Created 03-14-2017 10:36 AM
Thanks a lot for info...Let me try the same and will get back
Created 03-15-2017 01:02 PM
Thanks a lot @Artem Ervits It is working fine....
Created 03-16-2017 02:44 PM
Hi @Artem Ervits..But for moving files we need manual effort as script only showing old data. Please advice
Created 03-16-2017 02:51 PM
to do this on continuous basis you either need to setup an Oozie job that will run a script to determine old data and move it to new location. Alternatively, you can use Apache Nifi by watching a directory for old data and move it to new location. There's nothing out of the box that will do that for you.

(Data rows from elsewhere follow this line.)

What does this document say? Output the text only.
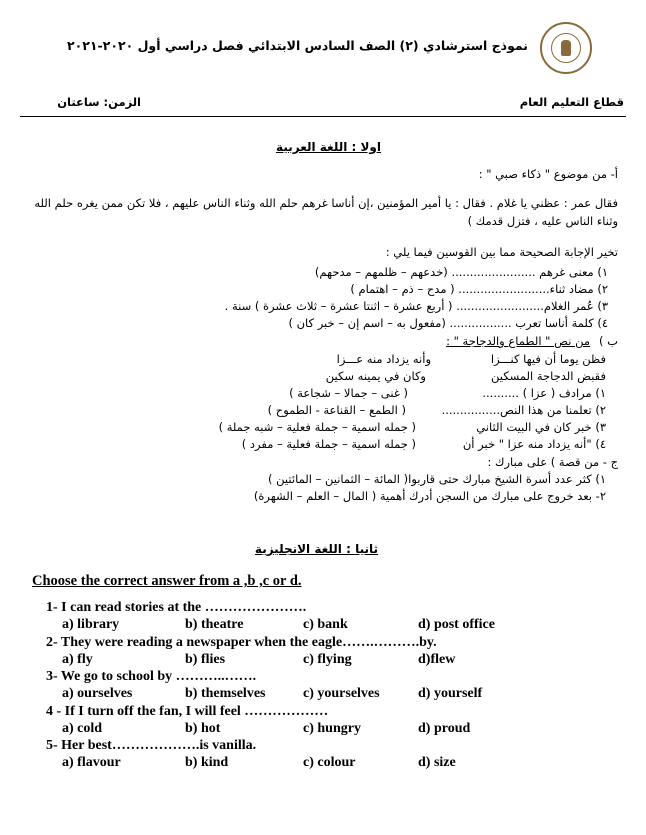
نموذج استرشادي (٢) الصف السادس الابتدائي فصل دراسي أول ٢٠٢٠-٢٠٢١
قطاع التعليم العام
الزمن: ساعتان
اولا : اللغة العربية
أ- من موضوع " ذكاء صبي " :
فقال عمر : عظني يا غلام . فقال : يا أمير المؤمنين ،إن أناسا غرهم حلم الله وثناء الناس عليهم ، فلا تكن ممن يغره حلم الله
وثناء الناس عليه ، فتزل قدمك )
تخير الإجابة الصحيحة مما بين القوسين فيما يلي :
١) معنى غرهم ....................... (خدعهم – ظلمهم – مدحهم)
٢) مضاد ثناء......................... ( مدح – ذم – اهتمام )
٣) عُمر الغلام........................ ( أربع عشرة – اثنتا عشرة – ثلاث عشرة ) سنة .
٤) كلمة أناسا تعرب ................. (مفعول به – اسم إن – خبر كان )
ب )
من نص " الطماع والدجاجة " :
فظن يوما أن فيها كنـــزا
وأنه يزداد منه عـــزا
فقبض الدجاجة المسكين
وكان في يمينه سكين
١) مرادف ( عزا ) ..........
( غنى – جمالا – شجاعة )
٢) تعلمنا من هذا النص................
( الطمع – القناعة - الطموح )
٣) خبر كان في البيت الثاني
( جمله اسمية – جملة فعلية – شبه جملة )
٤) "أنه يزداد منه عزا " خبر أن
( جمله اسمية – جملة فعلية – مفرد )
ج - من قصة ) على مبارك :
١) كثر عدد أسرة الشيخ مبارك حتى قاربوا( المائة – الثمانين – المائتين )
٢- بعد خروج على مبارك من السجن أدرك أهمية ( المال – العلم – الشهرة)
ثانيا : اللغة الانجليزية
Choose the correct answer from a ,b ,c or d.
1- I can read stories at the ………………….
a) library	b) theatre	c) bank	d) post office
2- They were reading a newspaper when the eagle…….……….by.
a) fly	b) flies	c) flying	d)flew
3- We go to school by ………..…….
a) ourselves	b) themselves	c) yourselves	d) yourself
4 - If I turn off the fan, I will feel ………………
a) cold	b) hot	c) hungry	d) proud
5- Her best……………….is vanilla.
a) flavour	b) kind	c) colour	d) size
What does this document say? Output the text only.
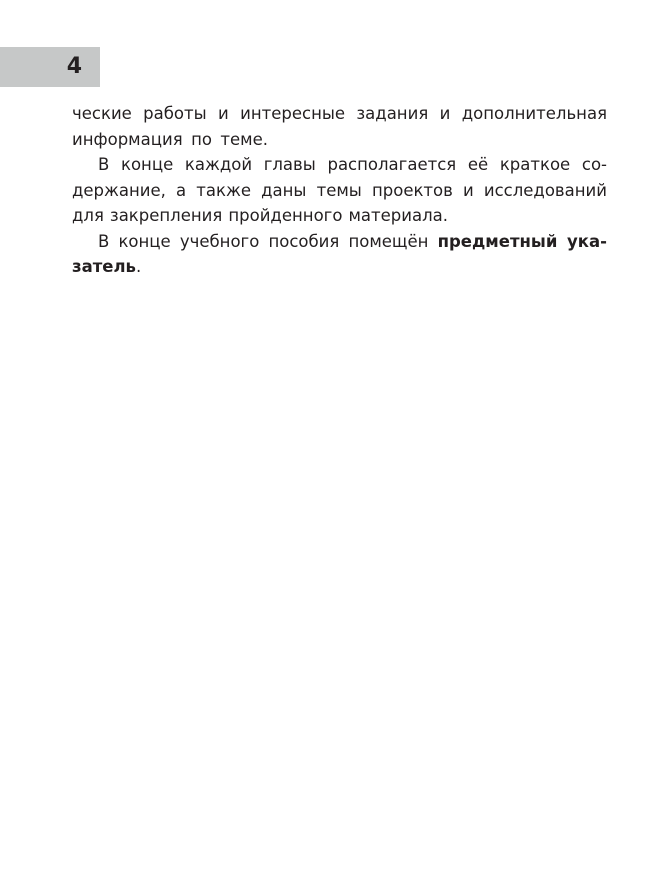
4
ческие работы и интересные задания и дополнительная
информация по теме.
В конце каждой главы располагается её краткое со-
держание, а также даны темы проектов и исследований
для закрепления пройденного материала.
В конце учебного пособия помещён предметный ука-
затель.
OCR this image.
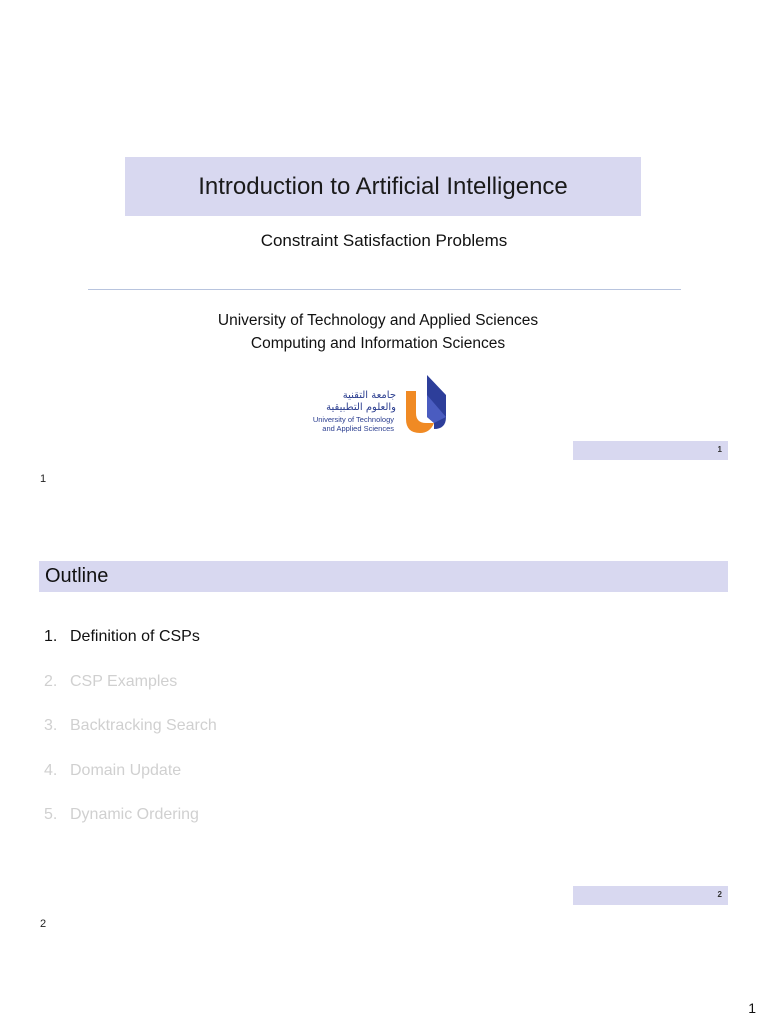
Introduction to Artificial Intelligence
Constraint Satisfaction Problems
University of Technology and Applied Sciences
Computing and Information Sciences
جامعة التقنية
والعلوم التطبيقية
University of Technology
and Applied Sciences
1
1
Outline
1. Definition of CSPs
2. CSP Examples
3. Backtracking Search
4. Domain Update
5. Dynamic Ordering
2
2
1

Created 03-13-2017 08:07 PM
You can also use apache falcon and build data retention policies for hdfs.
Created 03-14-2017 10:37 AM
But falcon feed only look for feed path which manually created . But it never does any operation on unix time stamp.
Created 03-15-2017 04:53 AM
the date shown when do
hdfs dfs -ls <directory_location> actually shows the date when the file is placed in HDFS. Even though if the file is updated with INSERT option using hive command, the date doesn't seem to be changed.
Example: the file placed in HDFS about 10 days back, and though the file altered today, the date remain as the original one.
Created 03-15-2017 12:55 PM
to change an actual date of file you need to rewrite it. That was not the original question as far as I understand. Please open a new question with exact requirements.